To demonstrate the practical advantages of the enhanced accuracy afforded by the perturbation scheme at low velocities, we compute the flow in a 3D pore space image of a Portland carbonate rock sample (Figure 5 and Figure 6) obtained from micro-CT imaging [10]. The sample is 400³ lattice units in size, but reflected about the x = 0 plane to give continuous loop boundary conditions so that a body-force may be used [10]. The structure of the pore-space is highly heterogeneous and of low permeability. The body-force used was again g_x = 10⁻⁶ and the viscosity $\mu =\frac{1}{6}$.

The average velocity throughout the medium is given over the simulation time for the different schemes in Figure 7. Most strikingly, the distribution method using floating point precision exhibits a large, systematic deviation from the double precision calculation of almost 50% and as such would give an overestimate of the permeability by the same amount.
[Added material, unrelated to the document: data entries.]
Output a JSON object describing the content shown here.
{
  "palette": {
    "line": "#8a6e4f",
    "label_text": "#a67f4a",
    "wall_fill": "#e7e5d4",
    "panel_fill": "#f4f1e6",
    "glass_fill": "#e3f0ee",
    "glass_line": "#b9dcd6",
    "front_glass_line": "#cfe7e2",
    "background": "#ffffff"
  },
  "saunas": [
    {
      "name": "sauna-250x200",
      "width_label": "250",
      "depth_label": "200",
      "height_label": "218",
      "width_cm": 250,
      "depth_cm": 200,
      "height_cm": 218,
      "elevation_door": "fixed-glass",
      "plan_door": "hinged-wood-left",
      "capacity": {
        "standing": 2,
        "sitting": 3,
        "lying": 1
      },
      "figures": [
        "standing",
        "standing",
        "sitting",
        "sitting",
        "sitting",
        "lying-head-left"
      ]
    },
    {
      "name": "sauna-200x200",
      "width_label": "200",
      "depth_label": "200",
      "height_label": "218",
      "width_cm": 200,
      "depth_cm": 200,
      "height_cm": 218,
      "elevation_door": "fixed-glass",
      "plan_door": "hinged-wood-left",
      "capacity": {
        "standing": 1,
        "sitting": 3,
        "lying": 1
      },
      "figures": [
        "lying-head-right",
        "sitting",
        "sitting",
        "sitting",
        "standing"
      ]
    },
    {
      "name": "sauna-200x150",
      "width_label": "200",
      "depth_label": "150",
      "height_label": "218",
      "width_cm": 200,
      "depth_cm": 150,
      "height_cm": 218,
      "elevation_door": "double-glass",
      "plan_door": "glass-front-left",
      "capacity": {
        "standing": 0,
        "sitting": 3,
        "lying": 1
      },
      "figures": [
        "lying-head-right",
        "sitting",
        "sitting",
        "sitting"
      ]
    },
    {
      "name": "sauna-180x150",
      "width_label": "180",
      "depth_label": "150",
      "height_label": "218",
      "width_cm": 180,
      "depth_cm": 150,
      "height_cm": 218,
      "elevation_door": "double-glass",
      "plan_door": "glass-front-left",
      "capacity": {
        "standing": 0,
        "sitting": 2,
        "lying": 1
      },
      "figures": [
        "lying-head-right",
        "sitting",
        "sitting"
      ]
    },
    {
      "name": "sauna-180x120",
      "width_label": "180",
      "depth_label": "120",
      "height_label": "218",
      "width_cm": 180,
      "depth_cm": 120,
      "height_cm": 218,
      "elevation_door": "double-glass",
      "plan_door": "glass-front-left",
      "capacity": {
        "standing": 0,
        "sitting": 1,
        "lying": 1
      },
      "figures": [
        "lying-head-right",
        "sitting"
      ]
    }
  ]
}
The perturbation method with float precision on the other hand matches the double-precision distribution calculation closely, yet requires considerably less memory and computing time to perform. Run on a Tesla K20 GPU, the float precision calculations required 27.8 s per 1000 time-steps and the double precision calculation required 48.3 s. In our sparse grid implementation, the array indices of each fluid node’s 18 neighbours are also read in from the memory. Since these are stored as 4-byte integers in both float and double implementations, the speed up of 1.74x is in line with a memory-bandwidth-limited model.

4. Conclusions

We have shown how the simple transformation of the LB distribution function proposed by Skordos [5], does indeed lead to a considerable increase in computational precision when correctly implemented. Furthermore, the accuracy of this approach is no longer dependent on the magnitude of the velocity at the grid node. With application to flows in complex porous media, the modified scheme was shown to accurately compute the velocity field inside a heterogeneous pore-space when the average velocity became small. This means that it is no longer imperative to revert to using double precision arithmetic to achieve numerical stability and accuracy in simulations involving small grid velocities. Since the perturbation method incurs no extra computational burden, the computational efficiency is dramatically improved for these applications.